Sifting Stock Information

Introduction to Stocks

There are plenty of resources to help you make informed investment decisions.

If you are considering individual stocks for your investment portfolio, there's a great deal of information readily available to help you evaluate the companies that issue them and the prospects for the stocks' future performance.

You can find some of this material on your own, on the company websites and in official reports to the Securities and Exchange Commission (SEC). You can use analyst reports provided by independent research companies, including Value Line, Inc., and Standard & Poor's, and read investment newsletters and the financial press. And you can ask for advice from your financial adviser.

Financial Details - are good indicators of the shape a company is in — and whether its stock is likely to be a good investment. They are reported regularly in the financial press and on on financial websites, and are available through your broker.

Book value is the company's net assets minus its outstanding debt. Book value is supposed to represent the value of the company if, today, it shut down operations, paid off its debts, and were sold off. A small or low book value may be the result of too much debt. But sometimes a low book value means that assets are underestimated, and that the stock is a good value for potential investors.

Earnings per share are calculated by dividing the company's net profit by the number of shares it has issued. If earnings increase each year, you can usually assume the company is growing. You might also check whether sales per share are increasing as well. If not, an increase in earnings may instead come from price increases. That's not considered to be as positive an indicator of future prospects.

Return on equity is a percentage figured by dividing a company's earnings per share by its book value.

Payout ratio is the percentage of net earnings a company uses to pay its dividend. The normal range is 25% and 50%. A higher ratio may mean the company is struggling to meet its obligations.

Companies Details - Companies are required by law to keep theirshareholders and the government up to date on how the business is doing.  That information can be very valuable in keeping tabs on your investment. The most complete information the company provides is included in the 10-K report it files with the Securities and Exchange Commission (SEC), summarized in its annual report. You also get quarterly reports, which include concise summaries of the company's current performance.

An annual report reviews the company's operations for the past year and offers some broad predictions for the coming one.

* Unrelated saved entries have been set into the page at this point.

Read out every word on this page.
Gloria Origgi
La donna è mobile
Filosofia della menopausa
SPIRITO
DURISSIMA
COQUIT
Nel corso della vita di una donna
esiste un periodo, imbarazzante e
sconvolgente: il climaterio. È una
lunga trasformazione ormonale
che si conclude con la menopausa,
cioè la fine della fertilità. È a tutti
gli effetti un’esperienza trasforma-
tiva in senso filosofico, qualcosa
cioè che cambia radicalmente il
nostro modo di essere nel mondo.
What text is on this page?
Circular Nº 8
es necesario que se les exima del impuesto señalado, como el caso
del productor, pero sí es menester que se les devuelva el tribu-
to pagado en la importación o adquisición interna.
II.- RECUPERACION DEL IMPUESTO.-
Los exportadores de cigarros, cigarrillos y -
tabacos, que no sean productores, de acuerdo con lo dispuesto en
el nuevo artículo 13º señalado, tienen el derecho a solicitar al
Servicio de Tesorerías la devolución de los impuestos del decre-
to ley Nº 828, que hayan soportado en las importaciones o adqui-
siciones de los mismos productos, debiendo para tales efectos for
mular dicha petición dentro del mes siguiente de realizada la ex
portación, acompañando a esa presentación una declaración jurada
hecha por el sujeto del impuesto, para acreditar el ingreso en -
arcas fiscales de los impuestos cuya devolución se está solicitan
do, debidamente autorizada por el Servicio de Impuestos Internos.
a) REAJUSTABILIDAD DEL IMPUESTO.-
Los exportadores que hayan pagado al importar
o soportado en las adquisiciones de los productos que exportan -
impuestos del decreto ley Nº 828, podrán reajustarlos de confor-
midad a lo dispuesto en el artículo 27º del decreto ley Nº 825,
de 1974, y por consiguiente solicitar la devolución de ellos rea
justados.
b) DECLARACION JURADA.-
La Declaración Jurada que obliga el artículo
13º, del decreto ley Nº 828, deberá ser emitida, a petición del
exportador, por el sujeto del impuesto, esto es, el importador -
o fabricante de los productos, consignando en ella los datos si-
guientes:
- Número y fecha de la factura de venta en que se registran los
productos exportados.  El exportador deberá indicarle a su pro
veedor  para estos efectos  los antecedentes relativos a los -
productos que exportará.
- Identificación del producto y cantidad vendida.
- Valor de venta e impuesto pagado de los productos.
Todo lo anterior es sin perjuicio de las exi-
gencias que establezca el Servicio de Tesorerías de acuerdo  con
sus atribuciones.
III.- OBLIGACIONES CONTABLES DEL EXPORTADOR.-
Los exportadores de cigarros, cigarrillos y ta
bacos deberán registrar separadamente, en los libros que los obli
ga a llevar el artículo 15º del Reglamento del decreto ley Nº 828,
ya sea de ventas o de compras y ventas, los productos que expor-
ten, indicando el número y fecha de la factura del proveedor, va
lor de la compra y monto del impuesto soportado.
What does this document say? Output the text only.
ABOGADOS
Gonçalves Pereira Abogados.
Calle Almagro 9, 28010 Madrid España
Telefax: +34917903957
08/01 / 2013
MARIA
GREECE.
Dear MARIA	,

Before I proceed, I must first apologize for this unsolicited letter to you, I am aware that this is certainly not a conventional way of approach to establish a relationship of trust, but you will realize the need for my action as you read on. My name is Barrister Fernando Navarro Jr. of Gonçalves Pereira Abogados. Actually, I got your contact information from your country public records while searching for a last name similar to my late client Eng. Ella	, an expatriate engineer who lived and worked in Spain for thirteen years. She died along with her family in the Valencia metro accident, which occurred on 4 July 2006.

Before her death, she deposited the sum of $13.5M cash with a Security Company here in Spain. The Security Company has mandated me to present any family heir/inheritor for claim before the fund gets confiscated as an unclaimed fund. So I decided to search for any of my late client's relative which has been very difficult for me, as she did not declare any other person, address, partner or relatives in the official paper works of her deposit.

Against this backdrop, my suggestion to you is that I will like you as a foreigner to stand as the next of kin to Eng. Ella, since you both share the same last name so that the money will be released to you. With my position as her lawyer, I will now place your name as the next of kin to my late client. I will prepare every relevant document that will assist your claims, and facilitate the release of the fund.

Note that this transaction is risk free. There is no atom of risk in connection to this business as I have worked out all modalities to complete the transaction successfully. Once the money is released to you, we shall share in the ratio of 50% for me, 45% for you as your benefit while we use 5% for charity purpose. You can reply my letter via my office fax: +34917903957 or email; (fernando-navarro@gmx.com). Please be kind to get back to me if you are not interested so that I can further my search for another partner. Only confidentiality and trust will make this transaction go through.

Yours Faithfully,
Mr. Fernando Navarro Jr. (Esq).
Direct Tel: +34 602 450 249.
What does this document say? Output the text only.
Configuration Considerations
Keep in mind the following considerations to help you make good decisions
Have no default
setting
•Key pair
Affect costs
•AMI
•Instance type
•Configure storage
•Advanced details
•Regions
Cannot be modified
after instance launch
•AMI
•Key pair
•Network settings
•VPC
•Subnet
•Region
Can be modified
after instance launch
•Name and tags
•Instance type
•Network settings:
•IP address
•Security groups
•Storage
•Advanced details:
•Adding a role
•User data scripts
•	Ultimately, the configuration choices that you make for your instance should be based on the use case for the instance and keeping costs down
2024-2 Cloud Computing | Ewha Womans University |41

A typical annual report includes:

    * A section outlining the company's philosophy of doing business.
    * Detailed reports on each segment of its operations. This information can reveal weaknesses
      in the management structure or the products or services the company offers.
    * Financial information, including the profit-and-loss statement for the year, and the balance
      sheet, showing thecompany's assets and liabilities at the end of the year compared to
      previous years. Footnotes attached to the financial summaries can sometimes reveal
      problems such as lawsuits against the company or proposed government regulations that
      might influence profitability.
    * An auditor's letter stating that the company's financial statements are in order.

Annual reports, along with other details about the company, are usually available from brokers, directly from companies, and on corporate websites.